Managed Spot Training for XGBoost

This notebook shows usage of SageMaker Managed Spot infrastructure for XGBoost training. Below we show how Spot instances can be used for the ‘algorithm mode’ and ‘script mode’ training methods with the XGBoost container.

Managed Spot Training uses Amazon EC2 Spot instance to run training jobs instead of on-demand instances. You can specify which training jobs use spot instances and a stopping condition that specifies how long Amazon SageMaker waits for a job to run using Amazon EC2 Spot instances.

This notebook was tested in Amazon SageMaker Studio on a ml.t3.medium instance with Python 3 (Data Science) kernel.

In this notebook we will perform XGBoost training as described `here <>`__. See the original notebook for more details on the data.

Setup variables and define functions

[ ]:
!pip3 install -U sagemaker
[ ]:

import io
import os
import boto3
import sagemaker

role = sagemaker.get_execution_role()
region = boto3.Session().region_name

# S3 bucket for saving code and model artifacts.
# Feel free to specify a different bucket here if you wish.
bucket = sagemaker.Session().default_bucket()
prefix = "sagemaker/DEMO-xgboost-spot"
# customize to your bucket where you have would like to store the data

Fetching the dataset

[ ]:
s3 = boto3.client("s3")
# Load the dataset
FILE_DATA = "abalone"
    "sagemaker-sample-files", f"datasets/tabular/uci_abalone/abalone.libsvm", FILE_DATA
sagemaker.Session().upload_data(FILE_DATA, bucket=bucket, key_prefix=prefix + "/train")
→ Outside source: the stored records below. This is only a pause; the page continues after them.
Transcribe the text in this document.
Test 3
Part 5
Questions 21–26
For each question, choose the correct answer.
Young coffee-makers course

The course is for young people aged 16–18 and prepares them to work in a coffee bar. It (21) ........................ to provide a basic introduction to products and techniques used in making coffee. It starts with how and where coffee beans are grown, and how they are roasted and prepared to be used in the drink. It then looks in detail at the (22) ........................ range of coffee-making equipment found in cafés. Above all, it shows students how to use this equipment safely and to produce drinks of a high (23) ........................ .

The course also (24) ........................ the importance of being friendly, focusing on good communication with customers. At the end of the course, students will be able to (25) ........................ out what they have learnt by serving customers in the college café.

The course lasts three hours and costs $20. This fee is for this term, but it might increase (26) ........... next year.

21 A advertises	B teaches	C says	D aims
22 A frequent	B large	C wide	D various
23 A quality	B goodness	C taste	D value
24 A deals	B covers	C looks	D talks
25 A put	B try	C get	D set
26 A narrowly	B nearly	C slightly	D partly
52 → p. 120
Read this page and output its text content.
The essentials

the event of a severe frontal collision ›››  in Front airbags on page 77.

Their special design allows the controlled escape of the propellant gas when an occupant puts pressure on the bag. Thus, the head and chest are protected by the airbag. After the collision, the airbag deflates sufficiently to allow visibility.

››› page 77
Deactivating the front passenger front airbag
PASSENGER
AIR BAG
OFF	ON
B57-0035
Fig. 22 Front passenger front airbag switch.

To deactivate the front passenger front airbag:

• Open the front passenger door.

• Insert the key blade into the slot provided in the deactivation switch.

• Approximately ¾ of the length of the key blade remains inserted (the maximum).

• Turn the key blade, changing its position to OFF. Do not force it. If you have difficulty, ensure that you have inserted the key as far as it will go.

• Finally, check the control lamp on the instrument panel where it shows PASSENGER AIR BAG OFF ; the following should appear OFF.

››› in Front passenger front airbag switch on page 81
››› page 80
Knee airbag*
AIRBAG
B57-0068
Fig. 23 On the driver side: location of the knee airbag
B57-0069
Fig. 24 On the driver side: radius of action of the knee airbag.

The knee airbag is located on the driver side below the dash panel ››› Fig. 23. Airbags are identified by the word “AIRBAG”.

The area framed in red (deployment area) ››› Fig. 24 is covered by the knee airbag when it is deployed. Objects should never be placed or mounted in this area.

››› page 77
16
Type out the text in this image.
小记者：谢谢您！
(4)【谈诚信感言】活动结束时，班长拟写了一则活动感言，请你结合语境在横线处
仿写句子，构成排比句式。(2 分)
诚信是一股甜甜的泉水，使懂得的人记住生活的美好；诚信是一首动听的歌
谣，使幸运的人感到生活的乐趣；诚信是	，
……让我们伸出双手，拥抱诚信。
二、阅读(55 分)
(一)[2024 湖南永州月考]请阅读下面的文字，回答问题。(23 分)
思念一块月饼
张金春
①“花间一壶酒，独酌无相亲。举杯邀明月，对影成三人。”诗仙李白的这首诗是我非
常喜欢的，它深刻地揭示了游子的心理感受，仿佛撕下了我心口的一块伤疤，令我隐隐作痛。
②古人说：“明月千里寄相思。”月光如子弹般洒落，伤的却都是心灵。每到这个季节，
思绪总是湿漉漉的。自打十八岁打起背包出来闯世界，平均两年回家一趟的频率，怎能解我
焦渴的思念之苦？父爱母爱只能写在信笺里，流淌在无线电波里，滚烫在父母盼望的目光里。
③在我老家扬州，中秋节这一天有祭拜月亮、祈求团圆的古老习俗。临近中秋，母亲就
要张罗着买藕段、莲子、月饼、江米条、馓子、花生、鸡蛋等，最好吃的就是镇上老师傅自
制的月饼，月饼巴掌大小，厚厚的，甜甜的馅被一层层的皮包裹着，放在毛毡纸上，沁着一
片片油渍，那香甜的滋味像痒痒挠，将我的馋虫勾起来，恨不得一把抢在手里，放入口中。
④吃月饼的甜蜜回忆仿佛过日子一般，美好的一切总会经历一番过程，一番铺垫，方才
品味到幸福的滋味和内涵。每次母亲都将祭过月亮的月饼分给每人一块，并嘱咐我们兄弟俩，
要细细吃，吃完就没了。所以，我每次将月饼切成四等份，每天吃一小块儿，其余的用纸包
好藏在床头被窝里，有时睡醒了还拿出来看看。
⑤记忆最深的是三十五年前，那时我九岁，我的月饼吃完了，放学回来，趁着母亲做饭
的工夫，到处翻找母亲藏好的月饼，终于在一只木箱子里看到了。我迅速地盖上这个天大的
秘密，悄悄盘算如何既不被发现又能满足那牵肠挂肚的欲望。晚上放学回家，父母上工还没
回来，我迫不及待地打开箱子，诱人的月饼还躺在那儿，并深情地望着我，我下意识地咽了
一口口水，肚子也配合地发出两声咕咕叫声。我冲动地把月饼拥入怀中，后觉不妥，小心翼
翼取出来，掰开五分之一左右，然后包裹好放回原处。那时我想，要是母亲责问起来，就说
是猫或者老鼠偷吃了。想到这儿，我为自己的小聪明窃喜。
Obtaining the latest XGBoost container

We obtain the new container by specifying the framework version (1.5-1). This version specifies the upstream XGBoost framework version (1.5) and an additional SageMaker version (1). If you have an existing XGBoost workflow based on the previous (1.0-1, 1.2-2 or 1.3-1) container, this would be the only change necessary to get the same workflow working with the new container.

[ ]:
container = sagemaker.image_uris.retrieve("xgboost", region, "1.5-1")

Training the XGBoost model

After setting training parameters, we kick off training, and poll for status until training is completed, which in this example, takes few minutes.

To run our training script on SageMaker, we construct a sagemaker.xgboost.estimator.XGBoost estimator, which accepts several constructor arguments:

  • entry_point: The path to the Python script SageMaker runs for training and prediction.

  • role: Role ARN

  • hyperparameters: A dictionary passed to the train function as hyperparameters.

  • train_instance_type (optional): The type of SageMaker instances for training. Note: This particular mode does not currently support training on GPU instance types.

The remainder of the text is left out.